Nie jest to po prostu kolejna opowieść z serii: miłość w miejscu pracy. Jak ocenia Sarah Polley, Elsa miała szczęście, że znalazła Clive'a. "Jest mało prawdopodobne, żeby Elsa mogła być z kimkolwiek, kto nie byłby całkowicie zanurzony w tym świecie. Elsa i Clive popychają się nawzajem naprzód, karmią się intelektualnie, wzbudzają jedno w drugim coraz większą pasję do tego, czym się zajmują." W krótkim czasie ich sława zaczyna ich określać, wytwarzając poczucie, że są niezwyciężeni. Tworzą Dren motywowani pozornie dobrem naukowych badań medycznych, a ze strony Elsy, nieświadomie, przez pragnienie dziecka.

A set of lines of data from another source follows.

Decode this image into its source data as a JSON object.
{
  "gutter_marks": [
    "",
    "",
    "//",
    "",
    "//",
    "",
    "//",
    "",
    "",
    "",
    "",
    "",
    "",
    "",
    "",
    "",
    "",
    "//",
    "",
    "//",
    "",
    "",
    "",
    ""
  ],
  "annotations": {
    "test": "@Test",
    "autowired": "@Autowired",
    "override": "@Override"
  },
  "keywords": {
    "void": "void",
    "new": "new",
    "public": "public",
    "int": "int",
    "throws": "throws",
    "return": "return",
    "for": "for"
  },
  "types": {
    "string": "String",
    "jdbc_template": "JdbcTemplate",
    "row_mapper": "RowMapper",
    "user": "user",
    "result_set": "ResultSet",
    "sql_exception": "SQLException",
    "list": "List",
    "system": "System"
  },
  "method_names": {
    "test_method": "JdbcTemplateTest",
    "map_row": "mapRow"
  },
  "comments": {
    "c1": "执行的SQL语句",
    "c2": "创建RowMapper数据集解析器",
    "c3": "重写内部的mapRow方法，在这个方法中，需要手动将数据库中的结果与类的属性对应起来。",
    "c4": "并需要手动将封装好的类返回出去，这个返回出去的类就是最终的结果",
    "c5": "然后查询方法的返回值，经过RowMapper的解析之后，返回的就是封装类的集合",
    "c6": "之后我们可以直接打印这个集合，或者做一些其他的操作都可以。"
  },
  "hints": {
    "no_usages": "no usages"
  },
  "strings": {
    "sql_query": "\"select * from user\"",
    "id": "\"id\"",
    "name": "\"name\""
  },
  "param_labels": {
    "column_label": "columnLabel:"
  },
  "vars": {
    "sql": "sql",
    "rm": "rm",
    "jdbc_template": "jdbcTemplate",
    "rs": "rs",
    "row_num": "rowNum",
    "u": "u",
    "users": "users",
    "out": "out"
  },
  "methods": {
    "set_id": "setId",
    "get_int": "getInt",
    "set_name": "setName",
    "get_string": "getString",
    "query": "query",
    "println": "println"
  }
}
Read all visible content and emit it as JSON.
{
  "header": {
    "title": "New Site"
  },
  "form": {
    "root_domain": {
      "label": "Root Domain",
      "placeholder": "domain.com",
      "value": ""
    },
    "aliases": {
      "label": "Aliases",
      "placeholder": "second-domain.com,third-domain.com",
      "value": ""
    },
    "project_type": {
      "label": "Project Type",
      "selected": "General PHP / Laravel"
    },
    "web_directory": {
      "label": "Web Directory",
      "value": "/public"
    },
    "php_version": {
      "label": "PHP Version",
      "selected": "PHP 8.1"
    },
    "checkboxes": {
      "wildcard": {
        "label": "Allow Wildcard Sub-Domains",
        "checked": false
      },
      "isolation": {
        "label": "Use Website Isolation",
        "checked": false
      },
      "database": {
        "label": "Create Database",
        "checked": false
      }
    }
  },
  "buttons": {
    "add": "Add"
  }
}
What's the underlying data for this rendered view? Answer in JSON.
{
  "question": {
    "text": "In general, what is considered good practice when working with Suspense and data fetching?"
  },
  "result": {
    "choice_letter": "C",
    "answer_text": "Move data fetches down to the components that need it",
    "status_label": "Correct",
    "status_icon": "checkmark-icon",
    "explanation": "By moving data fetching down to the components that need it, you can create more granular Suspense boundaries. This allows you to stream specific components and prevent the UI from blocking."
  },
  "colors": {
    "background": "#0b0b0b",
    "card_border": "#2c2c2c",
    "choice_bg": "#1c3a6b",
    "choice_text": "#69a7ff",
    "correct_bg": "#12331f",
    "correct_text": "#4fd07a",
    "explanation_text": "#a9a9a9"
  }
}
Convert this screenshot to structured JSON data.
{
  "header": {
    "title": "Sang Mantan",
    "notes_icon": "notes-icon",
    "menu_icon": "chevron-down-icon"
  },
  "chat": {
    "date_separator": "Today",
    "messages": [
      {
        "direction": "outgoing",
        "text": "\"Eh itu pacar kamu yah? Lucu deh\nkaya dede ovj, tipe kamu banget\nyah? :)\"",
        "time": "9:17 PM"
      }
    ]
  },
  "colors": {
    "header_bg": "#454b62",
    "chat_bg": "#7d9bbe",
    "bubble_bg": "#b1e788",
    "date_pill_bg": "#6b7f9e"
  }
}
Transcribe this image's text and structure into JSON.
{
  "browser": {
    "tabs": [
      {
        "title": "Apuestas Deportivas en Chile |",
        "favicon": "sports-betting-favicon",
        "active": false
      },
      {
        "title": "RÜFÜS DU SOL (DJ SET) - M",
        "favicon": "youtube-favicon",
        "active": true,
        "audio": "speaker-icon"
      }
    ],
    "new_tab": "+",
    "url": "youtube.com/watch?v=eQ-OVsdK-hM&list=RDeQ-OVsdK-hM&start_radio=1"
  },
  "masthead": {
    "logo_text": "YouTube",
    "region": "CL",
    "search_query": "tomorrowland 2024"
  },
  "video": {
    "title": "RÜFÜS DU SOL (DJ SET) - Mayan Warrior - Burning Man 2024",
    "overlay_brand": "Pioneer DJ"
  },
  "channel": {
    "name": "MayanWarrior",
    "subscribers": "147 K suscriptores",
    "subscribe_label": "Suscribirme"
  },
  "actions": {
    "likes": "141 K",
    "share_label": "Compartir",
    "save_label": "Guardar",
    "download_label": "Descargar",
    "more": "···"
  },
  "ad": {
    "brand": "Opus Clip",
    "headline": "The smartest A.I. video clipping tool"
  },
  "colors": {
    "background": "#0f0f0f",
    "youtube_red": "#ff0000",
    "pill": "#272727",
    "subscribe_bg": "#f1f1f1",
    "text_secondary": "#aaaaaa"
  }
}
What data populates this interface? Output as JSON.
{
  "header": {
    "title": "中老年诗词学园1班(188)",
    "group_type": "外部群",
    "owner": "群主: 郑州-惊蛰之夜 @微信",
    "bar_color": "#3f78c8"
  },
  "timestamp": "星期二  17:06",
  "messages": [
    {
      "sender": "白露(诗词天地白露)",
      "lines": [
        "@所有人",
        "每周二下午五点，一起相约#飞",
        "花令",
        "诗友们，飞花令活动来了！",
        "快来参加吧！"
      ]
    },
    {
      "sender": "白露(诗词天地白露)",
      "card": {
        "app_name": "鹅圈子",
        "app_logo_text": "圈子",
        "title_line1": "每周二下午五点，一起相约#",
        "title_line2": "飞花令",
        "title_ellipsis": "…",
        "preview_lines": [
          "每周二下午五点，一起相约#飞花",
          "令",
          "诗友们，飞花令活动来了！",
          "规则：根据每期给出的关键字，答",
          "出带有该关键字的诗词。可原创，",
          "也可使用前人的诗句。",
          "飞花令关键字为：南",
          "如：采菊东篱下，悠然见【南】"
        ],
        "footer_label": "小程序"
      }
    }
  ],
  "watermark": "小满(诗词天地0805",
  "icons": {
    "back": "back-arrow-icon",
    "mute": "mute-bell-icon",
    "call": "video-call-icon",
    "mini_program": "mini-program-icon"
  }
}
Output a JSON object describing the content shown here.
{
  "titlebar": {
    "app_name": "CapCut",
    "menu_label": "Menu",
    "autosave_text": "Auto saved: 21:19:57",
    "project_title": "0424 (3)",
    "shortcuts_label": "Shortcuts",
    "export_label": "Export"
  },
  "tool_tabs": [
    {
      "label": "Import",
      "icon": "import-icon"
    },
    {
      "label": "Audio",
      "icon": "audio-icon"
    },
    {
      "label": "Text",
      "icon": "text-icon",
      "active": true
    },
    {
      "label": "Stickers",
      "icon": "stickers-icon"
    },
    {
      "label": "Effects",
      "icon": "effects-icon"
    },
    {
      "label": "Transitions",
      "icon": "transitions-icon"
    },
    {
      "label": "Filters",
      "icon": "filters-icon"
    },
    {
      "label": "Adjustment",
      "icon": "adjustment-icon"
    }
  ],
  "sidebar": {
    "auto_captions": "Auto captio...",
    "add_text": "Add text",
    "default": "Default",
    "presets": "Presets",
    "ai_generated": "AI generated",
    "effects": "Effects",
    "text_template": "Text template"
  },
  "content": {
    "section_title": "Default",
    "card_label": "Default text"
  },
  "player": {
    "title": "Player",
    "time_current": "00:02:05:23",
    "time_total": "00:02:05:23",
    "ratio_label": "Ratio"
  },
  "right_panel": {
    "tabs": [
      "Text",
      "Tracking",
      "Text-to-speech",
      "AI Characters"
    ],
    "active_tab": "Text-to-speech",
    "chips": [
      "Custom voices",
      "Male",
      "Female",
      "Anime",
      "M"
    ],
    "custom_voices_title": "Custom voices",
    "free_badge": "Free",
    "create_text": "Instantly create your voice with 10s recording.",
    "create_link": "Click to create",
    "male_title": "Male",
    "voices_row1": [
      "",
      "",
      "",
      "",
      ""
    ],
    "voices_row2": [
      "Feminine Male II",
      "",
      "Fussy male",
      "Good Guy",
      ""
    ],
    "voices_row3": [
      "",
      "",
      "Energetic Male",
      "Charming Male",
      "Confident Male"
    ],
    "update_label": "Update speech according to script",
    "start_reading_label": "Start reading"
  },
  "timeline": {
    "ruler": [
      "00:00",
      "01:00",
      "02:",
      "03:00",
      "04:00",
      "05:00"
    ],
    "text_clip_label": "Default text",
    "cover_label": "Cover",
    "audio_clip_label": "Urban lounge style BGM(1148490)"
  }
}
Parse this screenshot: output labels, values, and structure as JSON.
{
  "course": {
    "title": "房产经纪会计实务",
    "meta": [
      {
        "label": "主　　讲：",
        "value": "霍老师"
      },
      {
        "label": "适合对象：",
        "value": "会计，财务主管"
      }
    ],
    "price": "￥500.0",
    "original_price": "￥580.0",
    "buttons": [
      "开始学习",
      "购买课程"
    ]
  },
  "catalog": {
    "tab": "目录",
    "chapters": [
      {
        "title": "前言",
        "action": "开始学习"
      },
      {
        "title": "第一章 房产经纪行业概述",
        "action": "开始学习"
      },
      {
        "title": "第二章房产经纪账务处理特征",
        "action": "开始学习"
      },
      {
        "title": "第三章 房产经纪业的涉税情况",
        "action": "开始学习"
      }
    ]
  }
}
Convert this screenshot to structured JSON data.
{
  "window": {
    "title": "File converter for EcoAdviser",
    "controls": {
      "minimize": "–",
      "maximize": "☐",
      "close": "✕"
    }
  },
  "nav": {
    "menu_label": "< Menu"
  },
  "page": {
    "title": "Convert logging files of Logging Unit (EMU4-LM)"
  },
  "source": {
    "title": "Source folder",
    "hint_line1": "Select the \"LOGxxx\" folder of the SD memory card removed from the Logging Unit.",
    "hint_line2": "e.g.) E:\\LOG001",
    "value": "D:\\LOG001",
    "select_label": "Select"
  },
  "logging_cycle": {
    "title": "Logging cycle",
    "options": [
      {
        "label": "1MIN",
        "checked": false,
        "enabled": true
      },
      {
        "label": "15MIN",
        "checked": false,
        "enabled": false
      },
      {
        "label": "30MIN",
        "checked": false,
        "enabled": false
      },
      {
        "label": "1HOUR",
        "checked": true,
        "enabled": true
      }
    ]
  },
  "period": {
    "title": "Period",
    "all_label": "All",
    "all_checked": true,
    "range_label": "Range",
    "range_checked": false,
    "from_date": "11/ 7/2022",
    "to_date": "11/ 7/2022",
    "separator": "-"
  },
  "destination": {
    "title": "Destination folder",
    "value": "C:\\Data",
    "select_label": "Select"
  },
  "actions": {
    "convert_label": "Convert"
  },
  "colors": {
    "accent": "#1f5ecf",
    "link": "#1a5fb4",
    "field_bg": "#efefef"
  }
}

"Elsa jest niesłychanie ambitna i nieprawdopodobnie skoncentrowana - zauważa Polley - Jest niczym pocisk energii, a jednak w jej życiu jest wiele rzeczy, z którymi sobie nie radzi, a które nią kierują. Ona eksploduje życiem, jest go w niej znacznie więcej niż jedna istota ludzka może pomieścić i to dlatego forsuje doprowadzanie wszystkiego do ostatecznego końca, bez względu na to, czy jest to dla niej lub dla kogokolwiek innego dobre, czy nie."
Kiedy Natali napisał pierwszy szkic scenariusza, Clive i Elsa mieli po dwadzieścia parę lat. Nie widział żadnego konkretnego aktora w roli Clive'a, za to brał pod uwagę Sarah Polley (która wówczas nie miała jeszcze dwudziestu lat) jako kandydatkę do roli Elsy. W miarę jak z upływem lat scenariusz ewoluował, bardziej sensowne stało się, żeby dwoje głównych bohaterów było starszych, tak więc w dziwny sposób Polley pozostała właściwie wrośnięta w tę rolę (kiedy robiono zdjęcia do filmu miała 29 lat). Polley twierdzi, że jest to jedyna rola, którą kiedykolwiek chciała dostać, zaś Hoban był świadkiem tych starań. "Codzienną zasadą stało się, że dzwonił do nas jej agent z ICM, żeby zapewnić nas, że Sarah naprawdę chce dostać tę rolę i zapytać, co mogliby zrobić, żeby tak się stało."
Natali i Hoban już po pierwszych przesłuchaniach wiedzieli, że dokonali właściwego wyboru podczas castingu. Zadziałała chemia. Były cięte riposty. Był śmiech. "Adrien i Sarah mieli naprawdę opanowany materiał, tak dalece, że nagle Adrien wyrzucił z siebie proroczą kwestię z listy dialogowej: 'Co może się stać najgorszego?'" wspomina Natali.
Równie ważny był szacunek dla reżysera. "Wierzę w Vincenzo i w jego wizję filmu. Zna tę fabułę i tych bohaterów z każdej strony, ponieważ żył z nimi bardzo długo. Jego sposób reżyserowania jest niewiarygodnie pożyteczny i praktyczny. Bardzo rzadko można rzeczywiście czuć, że ktoś konsekwentnie zmienia moją kreację postaci na lepsze," mówi Polley.
Adrien Brody był równie zachwycony pracą na planie. "Vincenzo to nadzwyczajny człowiek. Jest prawdopodobnie najbardziej uprzejmym reżyserem, z jakim pracowałem. Jest niewiarygodnie miły i wielkoduszny, a przy tym reżyseruje doskonale, więc to cudowna kombinacja. Dawał mi wielką swobodę wyboru."